Of all available forms of business bankruptcy, Chapter 11 is the only one that allows for restructuring of a jointly-owned business, LLC or corporation (Chapter 13 restructuring is only available for sole proprietorships). Although the Chapter 11 process can be difficult, it is an opportunity to revive a business that may still be viable despite unanticipated hardships.
Many companies find themselves in situations like this because the economy is unpredictable. Even factors like fluctuations in the cost of manufacturing materials can severely strain a business’ bottom line. This was one of the factors cited in a recent Chapter 11 filing by Florida-based Hollander Sleep Products, which bills itself as the largest manufacturer of bed pillows in the world (it also makes other bedding products as well).

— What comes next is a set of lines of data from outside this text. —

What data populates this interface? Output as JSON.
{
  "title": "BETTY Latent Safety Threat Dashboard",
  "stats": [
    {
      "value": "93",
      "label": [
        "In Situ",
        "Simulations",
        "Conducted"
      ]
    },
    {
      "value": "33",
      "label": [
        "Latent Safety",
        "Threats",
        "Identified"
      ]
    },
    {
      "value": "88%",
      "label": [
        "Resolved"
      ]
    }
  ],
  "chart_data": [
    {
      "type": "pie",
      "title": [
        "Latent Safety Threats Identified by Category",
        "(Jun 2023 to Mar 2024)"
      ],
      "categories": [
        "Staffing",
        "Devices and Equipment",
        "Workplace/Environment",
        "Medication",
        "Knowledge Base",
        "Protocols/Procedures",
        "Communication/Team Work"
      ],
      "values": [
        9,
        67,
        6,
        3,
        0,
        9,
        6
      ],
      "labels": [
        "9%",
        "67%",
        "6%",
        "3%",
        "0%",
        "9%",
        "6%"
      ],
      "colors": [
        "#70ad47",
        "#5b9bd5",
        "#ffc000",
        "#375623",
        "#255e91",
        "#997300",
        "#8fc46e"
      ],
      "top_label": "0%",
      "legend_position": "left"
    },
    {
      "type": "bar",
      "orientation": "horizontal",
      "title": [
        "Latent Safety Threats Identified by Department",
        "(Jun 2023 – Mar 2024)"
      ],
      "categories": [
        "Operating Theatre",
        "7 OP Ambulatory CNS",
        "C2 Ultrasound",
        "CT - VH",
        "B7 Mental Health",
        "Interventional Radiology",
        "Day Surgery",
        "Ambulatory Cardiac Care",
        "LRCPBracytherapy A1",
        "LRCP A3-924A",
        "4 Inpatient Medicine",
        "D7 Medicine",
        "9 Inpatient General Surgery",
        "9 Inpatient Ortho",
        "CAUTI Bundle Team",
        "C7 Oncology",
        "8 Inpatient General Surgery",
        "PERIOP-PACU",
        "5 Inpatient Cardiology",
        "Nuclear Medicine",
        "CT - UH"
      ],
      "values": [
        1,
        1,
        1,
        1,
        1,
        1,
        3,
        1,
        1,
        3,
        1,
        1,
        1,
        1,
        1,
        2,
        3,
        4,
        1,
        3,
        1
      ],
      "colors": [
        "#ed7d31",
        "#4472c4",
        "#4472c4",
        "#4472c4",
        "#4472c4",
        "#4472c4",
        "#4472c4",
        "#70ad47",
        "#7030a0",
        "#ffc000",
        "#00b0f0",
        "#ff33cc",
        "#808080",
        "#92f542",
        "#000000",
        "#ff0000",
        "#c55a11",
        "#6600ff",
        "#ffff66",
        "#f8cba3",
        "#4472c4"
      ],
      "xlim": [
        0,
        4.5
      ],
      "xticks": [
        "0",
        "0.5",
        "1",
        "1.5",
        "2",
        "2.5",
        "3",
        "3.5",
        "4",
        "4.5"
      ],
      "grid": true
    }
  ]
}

A restructuring specialist explained that Hollander has experienced a liquidity problem because of “substantial” price increases on materials like feathers, fiber and down. These increases “have significantly reduced Hollander’s profit margins for many products, which are generally sold on low profit margins to begin with.”
The company will be making other strategic changes as well in order to regain financial health, but the in the meantime, it has convinced lenders to convert $166.5 million of its debt into equity, which should significantly help in its turnaround efforts.
As a business owner, you have likely felt vulnerable to market forces like the cost of raw materials, consumer confidence and other factors beyond your control. If you are facing serious debt but your core business plan remains profitable, filing for Chapter 11 could be the most appropriate course of action to restructure and revive your company.